By default, the condensed fitting plot is displayed, as well as the cross-error heatmap, the regression plot, and the display of the node values during network updates until steady-state. All figures are saved in the results folder.

Next, the evolution of fitting cost can be explored to assess the convergence of the gradient-descent algorithm:

estim = FalconFitEvol(estim)

By default, ten optimizations are performed. The analysis of the plot can reveal that the optimization stopped prematurely, if the lines seem to converge to different minima.

Next, the uncertainty on parameter estimates can be explored. As the sizes of phosphoproteomic datasets is usually not large enough to allow bootstrapping (all nodes and conditions are important to define the functioning of the system) another strategy was implemented, where data is resampled from their empirical (assumed normal) distribution. By resampling many datasets and optimizing repeatedly the same model on each of them, it is possible to retrieve important information about the constrains of the parameters, i.e. to what extent are datapoints restricting the range of possible values and how does the measurement error, which might be larger on some datapoints that others or in some conditions, influence the uncertainty of the estimates. By default 50 synthetic datasets are produced, however this can be decreased if necessary to an arbitrary integer N with estim.NDatasets = N. The resampling is done with:

estim = FalconResample(estim)

In this example, parameter km3 has been estimated around 0.4, but during resampling it spans a broad part of the range, therefore the error term of the dataset has a large influence on the uncertainty of our estimate for this node. In contrast, node k13 was estimated around the same value 0.4, but appears more constrained by the dataset.

Another way to obtain the same information is by systematically optimizing the network on all conditions but keeping one of the parameter fixed.
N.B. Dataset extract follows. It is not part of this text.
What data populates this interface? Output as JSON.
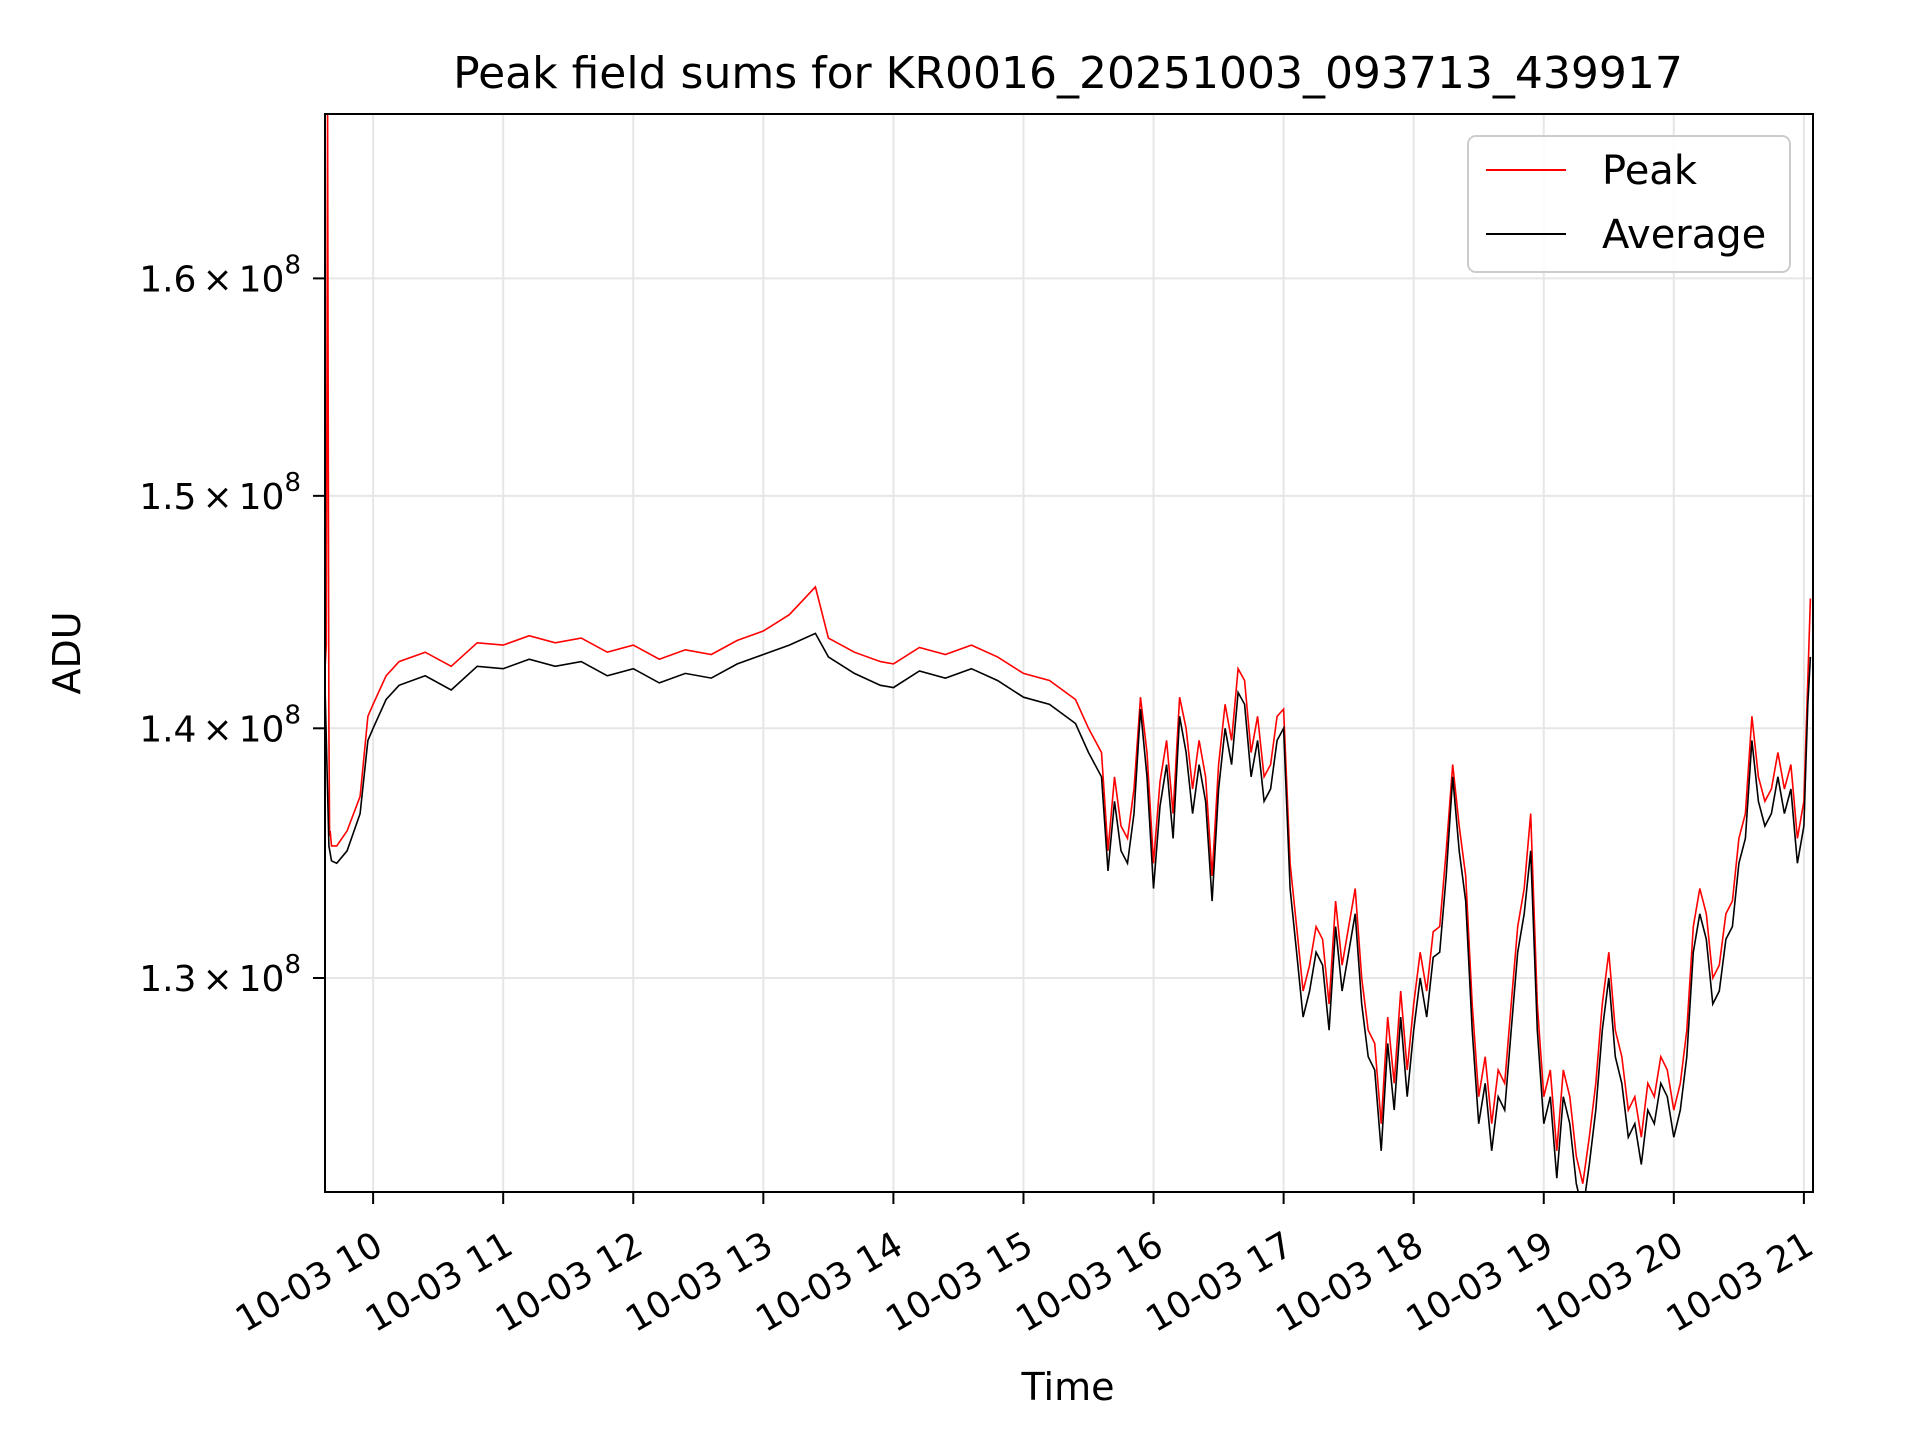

By exploring different values for this parameter it is possible to assess its identifiability, which is the degree to which it must be set with a certain range to allow the system to successfully reproduce the data.

estim = FalconLPSA(estim)

The function outputs the plots of the minimal value of the objective function for each parameter along a series of fixed values, as well as the covariance matrix, which can be used to identify groups (usually pairs) of parameters that compensate each other.

Next, the behavior of the system can be explored by systematically turning of each one of the interactions and studying the fitness of the resulting model:

estim = FalconKO(estim)

The same process can be applied to the nodes. When knocking out a node, two scenarios can be imagined: one in which the parameter values are allowed to be re-estimated to fit the dataset as best as possible:

estim = FalconKONodes(estim)

And one where the optimal parameter values are kept and the behavior of the system is evaluated without allowing the network to re-wire:

estim = FalconKONodes_fast(estim)

The difference of 'efficiency' of the two strategies can be examined by plotting their BIC values against each other:

X = estim.Results.KnockOutNodes.BIC_values; Y = estim.Results.KnockOutNodesFast.BIC_values;

figure, plot(X,Y,'.k', 'MarkerSize', 15), hold on

In this graph, the diagonal line represents the lack of effect of the adaptation of the network on the fitting of the dataset. In the bottom-left the model with the lowest BIC (in this case the base model). Distance from the bottom-left corner indicates loss of fitness of the system, however molecules far from the line are able to adapt the weights of the network in order to maintain functionality in the tested experimental conditions. In this example, knock-out of STAT5 or MEK results in a drastic loss of fitness, which is not recoverable. By contrast, knock-out of PLCg also results in an immediate loss of fitness, but this loss is recovered when the network is re-optimized.